We had a case last year where the mom had a crazy collection of anti-D,C,G and was Rh pos. I got a call at home one evening from a neonatologist saying he had this garbled message about an antibody from this lady's OB Dr. that the baby was likely to have HDFN but the OB couldn't articulate what the antibody was clearly. I had her on my list to keep tabs on but lost track of what month it was so hadn't realized she was already ready to deliver. Since the neonatologist called the blood bank, he got some information that he felt better with--although with that patient we really had no idea how things would go.
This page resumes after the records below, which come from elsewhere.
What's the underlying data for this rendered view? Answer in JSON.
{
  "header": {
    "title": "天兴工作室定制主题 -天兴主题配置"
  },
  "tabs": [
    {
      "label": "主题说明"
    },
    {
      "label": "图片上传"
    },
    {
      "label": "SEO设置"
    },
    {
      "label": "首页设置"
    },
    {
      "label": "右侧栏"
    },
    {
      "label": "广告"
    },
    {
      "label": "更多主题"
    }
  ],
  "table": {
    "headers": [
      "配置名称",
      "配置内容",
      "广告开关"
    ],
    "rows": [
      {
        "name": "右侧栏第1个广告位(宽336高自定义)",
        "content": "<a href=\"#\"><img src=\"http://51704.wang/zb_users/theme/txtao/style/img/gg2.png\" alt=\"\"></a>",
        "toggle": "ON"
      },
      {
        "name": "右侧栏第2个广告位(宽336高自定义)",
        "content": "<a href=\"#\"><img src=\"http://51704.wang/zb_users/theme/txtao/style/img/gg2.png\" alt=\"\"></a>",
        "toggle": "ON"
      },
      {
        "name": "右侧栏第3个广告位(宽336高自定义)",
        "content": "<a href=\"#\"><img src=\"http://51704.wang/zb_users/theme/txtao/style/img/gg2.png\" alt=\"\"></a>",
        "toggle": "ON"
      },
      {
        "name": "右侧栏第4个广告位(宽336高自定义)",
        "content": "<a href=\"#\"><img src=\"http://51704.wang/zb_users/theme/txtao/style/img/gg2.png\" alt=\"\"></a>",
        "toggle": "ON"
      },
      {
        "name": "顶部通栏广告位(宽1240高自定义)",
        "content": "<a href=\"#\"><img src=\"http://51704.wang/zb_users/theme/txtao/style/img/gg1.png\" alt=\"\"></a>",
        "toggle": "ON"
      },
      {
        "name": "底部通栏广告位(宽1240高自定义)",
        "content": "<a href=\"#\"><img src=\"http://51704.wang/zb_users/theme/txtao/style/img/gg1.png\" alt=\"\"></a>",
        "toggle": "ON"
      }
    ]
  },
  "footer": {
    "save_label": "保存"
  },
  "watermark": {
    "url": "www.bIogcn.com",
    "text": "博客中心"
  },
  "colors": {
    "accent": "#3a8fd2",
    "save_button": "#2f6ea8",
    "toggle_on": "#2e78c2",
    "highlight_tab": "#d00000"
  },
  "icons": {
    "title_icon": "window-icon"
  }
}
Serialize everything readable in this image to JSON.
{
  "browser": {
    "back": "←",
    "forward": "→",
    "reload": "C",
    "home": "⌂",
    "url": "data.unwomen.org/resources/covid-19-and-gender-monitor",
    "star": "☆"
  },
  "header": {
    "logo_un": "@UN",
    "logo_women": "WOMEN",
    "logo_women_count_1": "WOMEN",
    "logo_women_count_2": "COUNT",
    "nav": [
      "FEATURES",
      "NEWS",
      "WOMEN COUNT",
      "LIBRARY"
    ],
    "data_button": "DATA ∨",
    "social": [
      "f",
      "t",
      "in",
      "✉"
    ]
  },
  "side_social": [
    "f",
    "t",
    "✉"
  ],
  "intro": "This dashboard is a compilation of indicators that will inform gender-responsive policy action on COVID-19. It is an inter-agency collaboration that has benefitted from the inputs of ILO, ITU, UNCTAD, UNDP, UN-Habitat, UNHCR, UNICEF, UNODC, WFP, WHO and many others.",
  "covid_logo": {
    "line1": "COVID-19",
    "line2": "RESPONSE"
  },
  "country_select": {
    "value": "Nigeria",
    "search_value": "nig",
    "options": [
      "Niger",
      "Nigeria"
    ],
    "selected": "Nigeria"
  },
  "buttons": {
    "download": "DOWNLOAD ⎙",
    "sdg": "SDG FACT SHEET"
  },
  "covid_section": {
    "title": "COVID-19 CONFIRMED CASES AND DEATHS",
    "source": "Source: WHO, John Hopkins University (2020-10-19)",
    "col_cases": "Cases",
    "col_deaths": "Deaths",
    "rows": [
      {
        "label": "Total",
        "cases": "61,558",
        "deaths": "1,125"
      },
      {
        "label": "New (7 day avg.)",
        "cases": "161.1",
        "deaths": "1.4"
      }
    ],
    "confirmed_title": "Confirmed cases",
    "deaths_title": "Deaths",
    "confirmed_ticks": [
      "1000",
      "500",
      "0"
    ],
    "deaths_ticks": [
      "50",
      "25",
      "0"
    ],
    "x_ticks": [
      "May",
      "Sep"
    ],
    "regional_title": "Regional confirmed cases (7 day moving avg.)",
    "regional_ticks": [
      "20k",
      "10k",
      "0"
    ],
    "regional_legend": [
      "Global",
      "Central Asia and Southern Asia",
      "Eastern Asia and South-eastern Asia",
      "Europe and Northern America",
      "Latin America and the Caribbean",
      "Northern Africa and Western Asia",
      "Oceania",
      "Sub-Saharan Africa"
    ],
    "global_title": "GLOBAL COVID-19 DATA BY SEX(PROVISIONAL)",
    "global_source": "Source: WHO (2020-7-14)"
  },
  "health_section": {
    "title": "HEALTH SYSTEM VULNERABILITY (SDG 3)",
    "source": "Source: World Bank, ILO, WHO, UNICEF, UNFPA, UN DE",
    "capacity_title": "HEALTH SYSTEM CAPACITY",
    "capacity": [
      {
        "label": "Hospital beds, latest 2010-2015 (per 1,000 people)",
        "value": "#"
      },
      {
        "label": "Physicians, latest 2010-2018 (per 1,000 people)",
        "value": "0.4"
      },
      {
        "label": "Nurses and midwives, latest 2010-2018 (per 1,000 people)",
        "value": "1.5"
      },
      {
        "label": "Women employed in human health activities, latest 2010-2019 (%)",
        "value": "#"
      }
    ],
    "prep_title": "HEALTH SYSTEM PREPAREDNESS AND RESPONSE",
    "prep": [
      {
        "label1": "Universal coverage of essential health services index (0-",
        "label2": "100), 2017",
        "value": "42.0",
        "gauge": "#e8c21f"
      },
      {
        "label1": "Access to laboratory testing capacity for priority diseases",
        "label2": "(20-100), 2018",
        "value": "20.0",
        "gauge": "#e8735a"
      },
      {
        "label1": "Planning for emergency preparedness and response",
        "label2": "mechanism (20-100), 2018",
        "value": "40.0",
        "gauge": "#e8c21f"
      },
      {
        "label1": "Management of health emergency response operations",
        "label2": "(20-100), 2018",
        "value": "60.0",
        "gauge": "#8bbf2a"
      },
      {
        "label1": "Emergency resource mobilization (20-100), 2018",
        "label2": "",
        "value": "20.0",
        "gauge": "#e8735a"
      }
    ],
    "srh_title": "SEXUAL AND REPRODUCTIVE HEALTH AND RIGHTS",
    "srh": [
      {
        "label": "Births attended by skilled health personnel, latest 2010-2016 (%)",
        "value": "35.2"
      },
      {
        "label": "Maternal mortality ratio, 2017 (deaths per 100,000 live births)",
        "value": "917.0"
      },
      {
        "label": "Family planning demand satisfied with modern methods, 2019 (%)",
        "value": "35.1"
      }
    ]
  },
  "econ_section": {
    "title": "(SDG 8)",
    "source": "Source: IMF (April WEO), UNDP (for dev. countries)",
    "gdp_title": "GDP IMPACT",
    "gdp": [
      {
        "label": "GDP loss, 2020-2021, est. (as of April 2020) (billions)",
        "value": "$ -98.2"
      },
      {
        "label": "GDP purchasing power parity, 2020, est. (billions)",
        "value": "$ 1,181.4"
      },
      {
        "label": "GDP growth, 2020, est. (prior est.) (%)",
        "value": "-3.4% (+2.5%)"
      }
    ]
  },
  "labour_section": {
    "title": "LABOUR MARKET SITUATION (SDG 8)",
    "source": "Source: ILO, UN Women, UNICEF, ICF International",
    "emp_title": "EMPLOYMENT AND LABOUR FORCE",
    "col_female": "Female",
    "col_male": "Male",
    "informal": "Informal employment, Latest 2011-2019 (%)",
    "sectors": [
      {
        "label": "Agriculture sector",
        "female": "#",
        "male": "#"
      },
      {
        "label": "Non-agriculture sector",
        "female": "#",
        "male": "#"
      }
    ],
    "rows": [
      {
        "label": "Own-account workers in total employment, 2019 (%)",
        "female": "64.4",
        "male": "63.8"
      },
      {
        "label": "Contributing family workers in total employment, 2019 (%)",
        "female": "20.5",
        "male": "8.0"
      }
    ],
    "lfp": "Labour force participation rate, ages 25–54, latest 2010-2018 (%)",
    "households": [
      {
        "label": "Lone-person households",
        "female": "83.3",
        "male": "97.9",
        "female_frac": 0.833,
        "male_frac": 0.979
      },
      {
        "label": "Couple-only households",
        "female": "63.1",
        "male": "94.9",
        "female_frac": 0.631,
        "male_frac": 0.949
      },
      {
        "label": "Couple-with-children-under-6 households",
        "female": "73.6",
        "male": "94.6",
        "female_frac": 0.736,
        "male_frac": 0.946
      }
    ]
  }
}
Since then, I put tasks in Outlook for moms with high enough titers that they could be a problem early and email the neonatologists when the time gets close (no, you can't do that in a 2000 bed children's hospital). The last two I emailed about together; they had heard about one that was in the hospital for bed rest but didn't know the other was out there getting US every week. We had a blood exchange "drill" last week for as much of our staff as we could gather since no one has done the procedure in 15 years. I don't like coming from behind on these things even though they mostly turn out fine.

I did have a patient once with anti-c that in testing the parents I realized the baby could be Rh neg (fairly long shot--Mom was R1r') and she was! I had plans in place for finding blood for that baby but she got better with just bili lights so we didn't have to do it. Nobody is happy if you mess up on a baby.